Abstract

Coastal marshes are transitional areas between terrestrial and aquatic ecosystems and are sensitive to climate change and anthropogenic activities. In recent decades, the reclamation of coastal marshes has greatly increased, and its effects on microbial communities in coastal marshes have been studied with great interest. However, most of these studies have explained short-term spatiotemporal variation in soil microbial community dynamics. Besides, the impact of reclamation on functional microbial community composition and assembly processes is often ignored. Therefore, community structure and assembly processes of ammonia-oxidizing prokaryotes in long-term reclaimed coastal marshes have not been studied.

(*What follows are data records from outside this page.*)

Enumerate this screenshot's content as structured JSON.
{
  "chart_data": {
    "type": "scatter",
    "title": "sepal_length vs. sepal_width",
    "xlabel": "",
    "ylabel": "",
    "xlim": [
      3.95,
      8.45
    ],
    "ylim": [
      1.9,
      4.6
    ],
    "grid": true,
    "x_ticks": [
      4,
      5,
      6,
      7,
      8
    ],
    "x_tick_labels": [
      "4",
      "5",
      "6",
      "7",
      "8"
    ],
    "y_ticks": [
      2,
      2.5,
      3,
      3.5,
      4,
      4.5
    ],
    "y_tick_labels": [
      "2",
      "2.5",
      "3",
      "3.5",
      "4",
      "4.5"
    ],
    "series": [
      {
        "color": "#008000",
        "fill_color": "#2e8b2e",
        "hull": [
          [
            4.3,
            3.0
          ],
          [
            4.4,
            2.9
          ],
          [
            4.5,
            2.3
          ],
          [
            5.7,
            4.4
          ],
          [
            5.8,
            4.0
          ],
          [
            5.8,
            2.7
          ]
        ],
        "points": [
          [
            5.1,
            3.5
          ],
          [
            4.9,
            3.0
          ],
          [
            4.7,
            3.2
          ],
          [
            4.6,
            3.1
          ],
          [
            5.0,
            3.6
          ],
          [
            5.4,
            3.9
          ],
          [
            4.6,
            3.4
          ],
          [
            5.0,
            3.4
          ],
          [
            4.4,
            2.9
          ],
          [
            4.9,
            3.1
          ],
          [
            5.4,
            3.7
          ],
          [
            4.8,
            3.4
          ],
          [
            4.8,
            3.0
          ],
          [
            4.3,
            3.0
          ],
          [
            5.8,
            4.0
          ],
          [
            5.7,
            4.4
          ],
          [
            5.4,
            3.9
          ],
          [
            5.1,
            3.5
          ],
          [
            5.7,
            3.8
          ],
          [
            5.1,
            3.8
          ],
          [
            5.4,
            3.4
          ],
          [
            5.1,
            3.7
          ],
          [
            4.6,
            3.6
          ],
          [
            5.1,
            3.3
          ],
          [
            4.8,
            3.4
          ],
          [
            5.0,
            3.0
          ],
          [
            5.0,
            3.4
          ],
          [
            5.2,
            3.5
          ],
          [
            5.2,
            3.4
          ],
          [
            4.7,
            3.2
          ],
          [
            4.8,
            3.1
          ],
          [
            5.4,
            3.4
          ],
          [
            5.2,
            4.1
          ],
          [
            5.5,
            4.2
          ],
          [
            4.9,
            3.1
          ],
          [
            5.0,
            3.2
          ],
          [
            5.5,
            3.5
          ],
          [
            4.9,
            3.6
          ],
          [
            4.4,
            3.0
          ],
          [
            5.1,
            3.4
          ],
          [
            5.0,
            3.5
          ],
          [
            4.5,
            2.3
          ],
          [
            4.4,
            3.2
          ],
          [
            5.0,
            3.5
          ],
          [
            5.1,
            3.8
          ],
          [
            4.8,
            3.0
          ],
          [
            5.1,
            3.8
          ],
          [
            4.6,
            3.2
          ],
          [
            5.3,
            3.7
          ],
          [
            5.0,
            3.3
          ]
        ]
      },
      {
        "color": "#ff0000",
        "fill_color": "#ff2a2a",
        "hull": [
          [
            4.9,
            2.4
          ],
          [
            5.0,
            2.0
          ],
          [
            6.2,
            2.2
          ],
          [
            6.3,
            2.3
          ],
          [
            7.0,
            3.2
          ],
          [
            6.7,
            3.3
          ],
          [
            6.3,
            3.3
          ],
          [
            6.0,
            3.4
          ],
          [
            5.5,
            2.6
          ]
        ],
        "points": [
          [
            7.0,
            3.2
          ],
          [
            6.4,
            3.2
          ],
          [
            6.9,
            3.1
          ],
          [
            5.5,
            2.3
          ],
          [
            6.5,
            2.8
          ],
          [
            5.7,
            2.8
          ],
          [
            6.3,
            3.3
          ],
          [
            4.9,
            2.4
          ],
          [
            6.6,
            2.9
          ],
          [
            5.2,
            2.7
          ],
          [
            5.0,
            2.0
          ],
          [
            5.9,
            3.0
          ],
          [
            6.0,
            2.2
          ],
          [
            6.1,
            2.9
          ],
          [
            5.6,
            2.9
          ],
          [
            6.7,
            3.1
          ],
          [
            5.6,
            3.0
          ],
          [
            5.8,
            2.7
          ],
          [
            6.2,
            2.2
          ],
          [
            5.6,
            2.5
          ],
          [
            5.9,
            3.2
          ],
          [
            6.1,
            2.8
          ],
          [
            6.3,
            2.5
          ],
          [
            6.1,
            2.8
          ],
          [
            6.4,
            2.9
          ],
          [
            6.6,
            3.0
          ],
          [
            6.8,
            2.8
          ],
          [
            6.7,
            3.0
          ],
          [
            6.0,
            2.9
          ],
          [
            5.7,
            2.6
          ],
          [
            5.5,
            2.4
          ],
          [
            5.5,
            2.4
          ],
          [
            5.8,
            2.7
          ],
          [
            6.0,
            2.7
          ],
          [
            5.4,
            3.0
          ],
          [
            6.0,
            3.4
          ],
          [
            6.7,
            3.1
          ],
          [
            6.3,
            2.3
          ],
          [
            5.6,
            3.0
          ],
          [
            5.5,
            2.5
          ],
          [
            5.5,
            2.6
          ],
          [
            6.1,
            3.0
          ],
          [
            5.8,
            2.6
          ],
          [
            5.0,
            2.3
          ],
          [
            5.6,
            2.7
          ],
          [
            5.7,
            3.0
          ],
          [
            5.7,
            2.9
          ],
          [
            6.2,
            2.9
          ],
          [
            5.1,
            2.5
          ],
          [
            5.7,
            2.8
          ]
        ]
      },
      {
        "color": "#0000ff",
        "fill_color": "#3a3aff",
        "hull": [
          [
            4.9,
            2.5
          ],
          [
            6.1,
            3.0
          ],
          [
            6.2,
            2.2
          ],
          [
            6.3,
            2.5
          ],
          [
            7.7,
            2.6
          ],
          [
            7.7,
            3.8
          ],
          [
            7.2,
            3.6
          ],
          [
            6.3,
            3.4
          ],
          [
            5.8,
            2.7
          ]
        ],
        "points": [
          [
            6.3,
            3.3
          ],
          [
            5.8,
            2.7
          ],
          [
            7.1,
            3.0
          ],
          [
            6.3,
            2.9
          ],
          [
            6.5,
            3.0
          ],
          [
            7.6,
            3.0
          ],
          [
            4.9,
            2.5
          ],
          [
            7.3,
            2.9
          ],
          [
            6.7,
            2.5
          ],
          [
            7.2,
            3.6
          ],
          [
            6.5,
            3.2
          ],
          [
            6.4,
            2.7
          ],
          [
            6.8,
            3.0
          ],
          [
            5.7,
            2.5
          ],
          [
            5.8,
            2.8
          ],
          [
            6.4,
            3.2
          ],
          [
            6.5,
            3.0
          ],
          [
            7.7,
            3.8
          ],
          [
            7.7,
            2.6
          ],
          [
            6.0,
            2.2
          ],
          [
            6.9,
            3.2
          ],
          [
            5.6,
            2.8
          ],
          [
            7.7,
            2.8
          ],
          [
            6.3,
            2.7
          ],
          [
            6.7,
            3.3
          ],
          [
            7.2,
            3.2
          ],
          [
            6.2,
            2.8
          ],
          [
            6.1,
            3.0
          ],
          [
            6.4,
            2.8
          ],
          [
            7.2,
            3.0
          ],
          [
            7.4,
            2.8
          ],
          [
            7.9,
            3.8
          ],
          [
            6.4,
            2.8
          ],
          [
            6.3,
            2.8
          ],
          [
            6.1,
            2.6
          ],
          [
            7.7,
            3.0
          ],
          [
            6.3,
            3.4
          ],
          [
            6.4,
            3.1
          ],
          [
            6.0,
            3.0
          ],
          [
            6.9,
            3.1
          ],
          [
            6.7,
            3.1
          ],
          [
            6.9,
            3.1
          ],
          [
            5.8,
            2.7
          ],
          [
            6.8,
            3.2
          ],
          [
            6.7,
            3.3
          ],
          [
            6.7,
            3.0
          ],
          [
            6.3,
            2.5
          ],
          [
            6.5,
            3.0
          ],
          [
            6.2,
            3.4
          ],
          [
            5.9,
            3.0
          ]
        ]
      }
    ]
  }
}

In the current study, using qPCR and IonS5™XL sequencing platform, we investigated the spatiotemporal dynamics, assembly processes, and diversity patterns of ammonia-oxidizing prokaryotes in 1000-year-old reclaimed coastal salt marshes. The taxonomic and phylogenetic diversity and composition of ammonia oxidizers showed apparent spatiotemporal variations along with the reclamation of the soil. The phylogenetic null modelling-based analysis showed across all sites, the archaeal ammonia-oxidizing community was assembled by a deterministic process (84.71%), while stochastic processes dominated in the ammonia-oxidizing bacterial assemblage at stage 60 years (|βNTI| < 2), despite the relatively dominant deterministic process (55.2%). The assembly process and nitrification activity in reclaimed soils were positively correlated. An abundance of the amoA gene and changes in ammonia-oxidizing archaea (AOA) and bacteria (AOB) diversity significantly affect nitrification activity in reclaimed soils. These findings suggest that long-term coastal salt marsh reclamation affects nitrification by modulating the activities of ammonia-oxidizing microorganisms and regulating their community structures and assembly processes. These results provide a better understanding of the effects of long-term land reclamation on soil nitrogen-cycling microbial communities.